Rear Admiral John Mauger, the first Coastguard district commander, and Captain Jamie Frederick, first Coastguard district response coordinator, will lead the press conference.

Founding member of the Board of Trustees of The Explorers Club, Hamish Harding, was on board the undersea craft, alongside UK-based businessman Shahzada Dawood, his son Suleman Dawood, and OceanGate’s chief executive and founder Stockton Rush, as well as French submersible pilot Paul-Henri Nargeolet.

The USCG said the ROV that made the discovery was from the Canadian Horizon Arctic ship – with the debris being found on the sea floor near the Titanic wreckage.

Assistance from the Royal Air Force (RAF) is due to arrive in St John’s on Thursday after it confirmed a request was received overnight for help with the movement of additional commercial equipment.

Two RAF planes, a C-17 Globemaster and A400 Atlas, departed RAF Lossiemouth in north-east Scotland on Thursday.

A British submariner and equipment from a UK firm have been sent to help the search at the request of the U.S. Coastguard, Downing Street said.

Royal Navy submariner Lieutenant Commander Richard Kantharia, who was on exchange with the U.S. Navy, has been seconded to the search and rescue team.

OceanGate Expeditions estimated the oxygen supply on the 6.7 metre-long vessel would last 96 hours, giving rescuers a deadline of around midday on Thursday.

Experts said the chances of finding the sub and rescuing those inside were diminishing.

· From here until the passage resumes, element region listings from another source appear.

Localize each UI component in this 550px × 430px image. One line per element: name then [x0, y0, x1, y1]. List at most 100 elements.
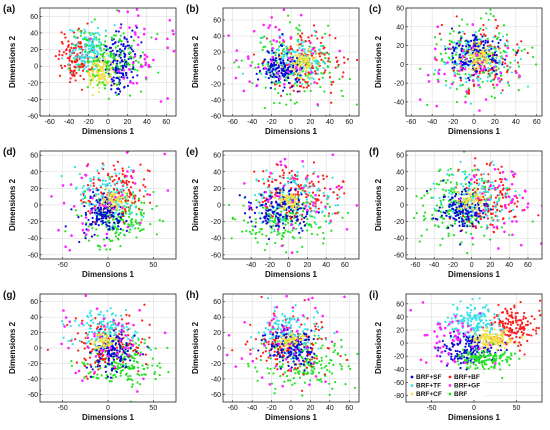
- scatter-point: [497, 36, 500, 39]
- scatter-point: [508, 233, 511, 237]
- scatter-point: [466, 210, 469, 213]
- scatter-point: [477, 79, 480, 82]
- scatter-point: [435, 209, 439, 212]
- scatter-point: [442, 122, 444, 124]
- scatter-point: [296, 190, 300, 193]
- scatter-point: [242, 89, 246, 93]
- scatter-point: [438, 32, 441, 35]
- scatter-point: [58, 74, 62, 77]
- scatter-point: [113, 84, 116, 87]
- scatter-point: [84, 173, 87, 177]
- scatter-point: [482, 47, 485, 50]
- scatter-point: [312, 201, 315, 204]
- scatter-point: [83, 231, 86, 234]
- scatter-point: [69, 324, 72, 328]
- scatter-point: [297, 64, 301, 67]
- scatter-point: [241, 72, 244, 75]
- scatter-point: [80, 202, 84, 205]
- scatter-point: [97, 90, 101, 94]
- scatter-point: [474, 72, 478, 75]
- scatter-point: [120, 341, 123, 344]
- scatter-point: [268, 68, 271, 71]
- scatter-point: [102, 221, 105, 225]
- scatter-point: [457, 213, 460, 217]
- scatter-point: [120, 43, 123, 46]
- scatter-point: [90, 41, 94, 44]
- scatter-point: [489, 238, 492, 241]
- scatter-point: [483, 179, 486, 183]
- scatter-point: [319, 44, 323, 48]
- scatter-point: [288, 196, 291, 199]
- scatter-point: [448, 43, 452, 46]
- scatter-point: [493, 78, 496, 81]
- scatter-point: [458, 73, 461, 76]
- scatter-point: [88, 204, 91, 207]
- scatter-point: [114, 326, 117, 329]
- scatter-point: [464, 65, 467, 68]
- scatter-point: [285, 93, 289, 96]
- scatter-point: [465, 218, 468, 221]
- scatter-point: [287, 181, 290, 185]
- scatter-point: [95, 57, 98, 60]
- scatter-point: [303, 224, 307, 227]
- scatter-point: [112, 66, 115, 70]
- scatter-point: [97, 64, 101, 67]
- scatter-point: [464, 61, 467, 64]
- scatter-point: [92, 86, 95, 89]
- scatter-point: [108, 327, 111, 330]
- scatter-point: [92, 191, 95, 194]
- scatter-point: [116, 87, 119, 90]
- scatter-point: [76, 66, 79, 69]
- scatter-point: [318, 78, 321, 81]
- scatter-point: [343, 192, 346, 195]
- scatter-point: [444, 61, 447, 64]
- scatter-point: [122, 32, 125, 35]
- scatter-point: [459, 37, 463, 40]
- scatter-point: [111, 327, 114, 330]
- scatter-point: [83, 196, 87, 199]
- scatter-point: [295, 197, 298, 201]
- scatter-point: [439, 179, 442, 183]
- scatter-point: [86, 321, 89, 325]
- scatter-point: [144, 76, 148, 80]
- scatter-point: [322, 61, 325, 64]
- scatter-point: [460, 18, 464, 21]
- scatter-point: [314, 206, 317, 209]
- scatter-point: [460, 58, 463, 61]
- scatter-point: [478, 29, 481, 32]
- scatter-point: [234, 218, 237, 221]
- scatter-point: [113, 360, 116, 363]
- scatter-point: [461, 52, 464, 55]
- scatter-point: [453, 60, 457, 63]
- scatter-point: [290, 58, 294, 62]
- scatter-point: [462, 185, 465, 188]
- scatter-point: [498, 55, 501, 58]
- scatter-point: [96, 377, 99, 380]
- scatter-point: [315, 62, 318, 65]
- scatter-point: [459, 160, 462, 163]
- scatter-point: [279, 58, 282, 61]
- scatter-point: [133, 352, 136, 356]
- scatter-point: [475, 182, 479, 185]
- scatter-point: [250, 206, 253, 209]
- scatter-point: [447, 232, 450, 235]
- scatter-point: [108, 211, 111, 214]
- scatter-point: [320, 201, 323, 204]
- scatter-point: [87, 225, 90, 228]
- scatter-point: [498, 178, 502, 181]
- scatter-point: [500, 178, 503, 181]
- scatter-point: [466, 175, 469, 179]
- scatter-point: [94, 194, 98, 198]
- scatter-point: [460, 60, 463, 63]
- scatter-point: [286, 75, 290, 78]
- scatter-point: [291, 197, 294, 200]
- scatter-point: [465, 45, 468, 48]
- scatter-point: [86, 51, 89, 54]
- scatter-point: [461, 54, 465, 58]
- scatter-point: [288, 65, 291, 68]
- scatter-point: [326, 194, 329, 198]
- scatter-point: [95, 211, 99, 214]
- scatter-point: [537, 214, 540, 217]
- scatter-point: [292, 226, 295, 230]
- scatter-point: [516, 61, 520, 64]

Former Royal Navy submarine captain Ryan Ramsey told the PA news agency: “The outlook is bleak, that’s the only word for it as this tragic event unfolds and almost the closing stages of where this changes from rescue to a salvage mission.”

The Titan is believed to be about 900 miles east and 400 miles south of Newfoundland.

It is not known how deep the vessel is, with the seabed being around 3,800 metres from the surface.